When business slows in summer, the couple takes time to mingle with guests on a more personal level during wine appreciation dinners and afternoon cooking classes. Primavera was recognized as one of the top restaurants in the United States and the best Italian restaurant in Broward County by the 2000 national Zagat Survey. Given that, you couldn't ask for a more qualified teacher than Giacomo -- from Lake Como, Italy -- if you want to learn Italian recipes.
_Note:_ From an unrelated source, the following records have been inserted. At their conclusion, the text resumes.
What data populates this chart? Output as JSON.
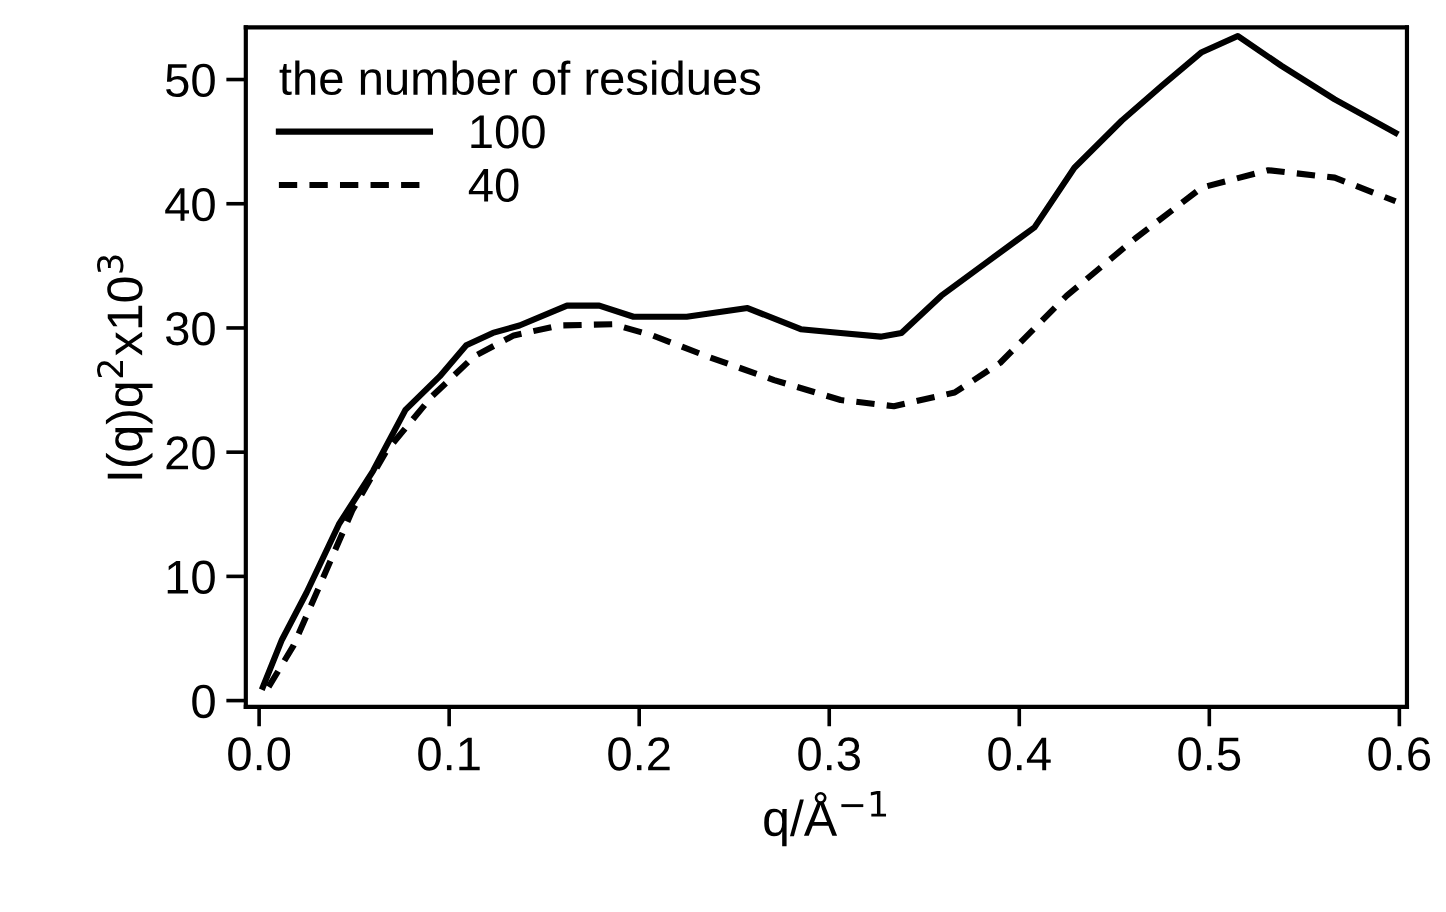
{
  "chart_data": {
    "type": "line",
    "xlabel": "q/Å$^{−1}$",
    "ylabel": "I(q)q$^{2}$x10$^{3}$",
    "legend_title": "the number of residues",
    "legend": "top left",
    "grid": false,
    "marker": "none",
    "xlim": [
      -0.007,
      0.604
    ],
    "ylim": [
      -0.5,
      54.2
    ],
    "xticks": [
      {
        "value": 0,
        "label": "0.0"
      },
      0.1,
      0.2,
      0.3,
      0.4,
      0.5,
      0.6
    ],
    "yticks": [
      0,
      10,
      20,
      30,
      40,
      50
    ],
    "series": [
      {
        "name": "100",
        "color": "#000000",
        "line_style": "solid",
        "x": [
          0.002,
          0.012,
          0.025,
          0.042,
          0.06,
          0.077,
          0.095,
          0.109,
          0.123,
          0.137,
          0.162,
          0.179,
          0.197,
          0.225,
          0.257,
          0.285,
          0.306,
          0.327,
          0.338,
          0.359,
          0.383,
          0.408,
          0.429,
          0.454,
          0.475,
          0.496,
          0.515,
          0.538,
          0.566,
          0.598
        ],
        "values": [
          1.1,
          4.9,
          8.7,
          14.2,
          18.5,
          23.4,
          26.1,
          28.6,
          29.6,
          30.2,
          31.8,
          31.8,
          30.9,
          30.9,
          31.6,
          29.9,
          29.6,
          29.3,
          29.6,
          32.6,
          35.3,
          38.1,
          42.9,
          46.7,
          49.5,
          52.2,
          53.5,
          51.1,
          48.4,
          45.7
        ]
      },
      {
        "name": "40",
        "color": "#000000",
        "line_style": "dashed",
        "x": [
          0.005,
          0.018,
          0.032,
          0.049,
          0.067,
          0.091,
          0.113,
          0.134,
          0.158,
          0.186,
          0.207,
          0.236,
          0.271,
          0.306,
          0.334,
          0.366,
          0.39,
          0.425,
          0.461,
          0.496,
          0.531,
          0.566,
          0.598
        ],
        "values": [
          1.1,
          4.4,
          9.3,
          15.3,
          20.1,
          24.5,
          27.7,
          29.4,
          30.2,
          30.3,
          29.4,
          27.7,
          25.8,
          24.2,
          23.7,
          24.8,
          27.2,
          32.6,
          37.2,
          41.3,
          42.7,
          42.1,
          40.2
        ]
      }
    ]
  }
}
With assistance from Melody, he demonstrates and explains his techniques as students look on during class, doling out samples as he goes along. Of course, no Italian meal would be complete without vino, and when folks learn how to whip up Italian summer entrées in the August 9 class, they'll also get the lowdown on which wines go best with them.

Chef Giacomo Dresseno
Chef Giacomo Dresseno

Details

6:30 p.m. Thursday, July 27. Cost is $70. The next afternoon cooking class is Wednesday, August 9, from 2 to 4 p.m. Cost is $30. Reservations are required for either event. Call 954-564-6363.
Primavera, 830 E. Oakland Park Blvd., Fort Lauderdale

"The pairing of food and wine is so important, and it's disappearing slowly," says Giacomo. And while he knows his wine, he brings in experts for the appreciation dinners. The July 27 event features a cosmopolitan mix of Californian, Italian, and French wines, with commentary by spirits distributor Ken Lapham and Andrew Lampasone of Wine Watch boutique. A different wine will be poured alongside each of the six courses, and Giacomo has chosen dishes with seasonings that are perfectly balanced by the various varietals.

"It's not something that I can find in a book," he explains. "I just mentally combine different options. The more you do it, the better you get at it."